RCS steht für Rich Communication Services, kommt als Standard von der Vereinigung der Mobilfunkbetreiber und ist der offizielle Nachfolger der SMS. Für den Menschen am anderen Ende ändert sich nichts: Die Nachricht landet in der Nachrichten-App, die auf dem Handy ohnehin schon drauf ist. Keine Installation, keine Anmeldung, kein Freundschaftsantrag. Wenn Unternehmen diesen Kanal für Kampagnen nutzen, nennt man das RCS Marketing – der Fachbegriff dahinter lautet RCS Business Messaging.
Was sich verändert, ist die Bühne. Aus 160 Zeichen Fließtext werden bis zu 3.072 Zeichen mit Bild, Video oder PDF. Aus einer anonymen Absendernummer wird Ihr Firmenname mit Logo, Markenfarbe und einem Verifizierungshäkchen. Aus „antworten Sie mit JA" werden Buttons, die man antippt. Zum ersten Mal seit es SMS gibt, kann eine Werbenachricht aussehen wie etwas, das man freiwillig anschaut.

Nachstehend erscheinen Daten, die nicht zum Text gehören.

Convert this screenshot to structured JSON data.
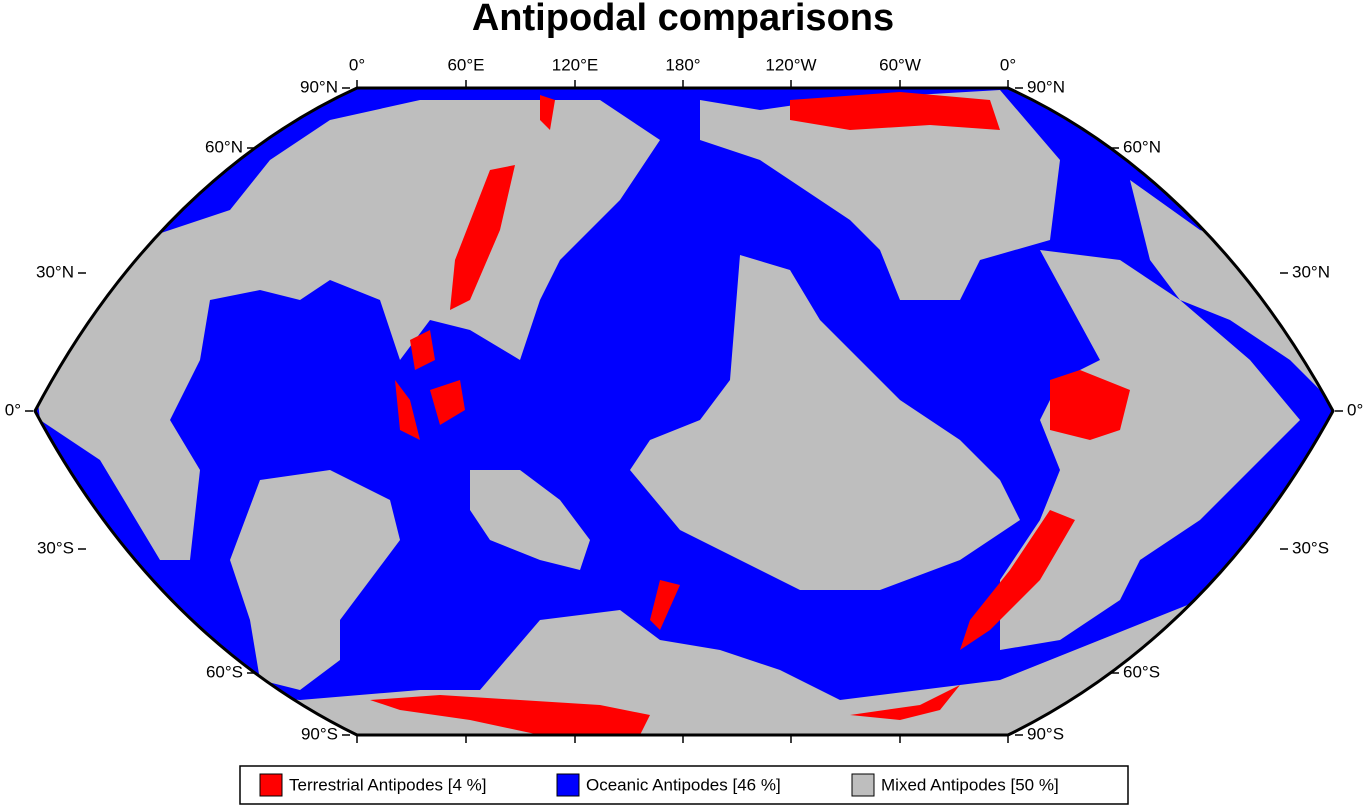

Genau da wird es für mich als Content-Mensch interessant – und gleichzeitig heikel. Dieser Posteingang gehört sonst Familie, Freunden und der Bank. Wer dort mit einem lauten Rabattschrei hineingeht, verbrennt Vertrauen schneller als in jedem anderen Kanal. Wer dort mit einem guten Bild, zwei präzisen Sätzen und einer sinnvollen Handlung hineingeht, bekommt eine Aufmerksamkeit, für die man auf Social Media viel Geld ausgibt.
Meine Arbeit an diesem Kanal ist deshalb zu neunzig Prozent Handwerk am Inhalt: Welches Bild hält den Blick, welcher erste Satz beantwortet sofort „warum schreibt ihr mir?", welcher Button ist die kleinste sinnvolle Handlung. Dieselbe Denkweise, mit der ich Ad-Creatives und Verkaufsvideos baue – nur auf ein Format übertragen, das ungefähr so viel Platz hat wie eine Postkarte.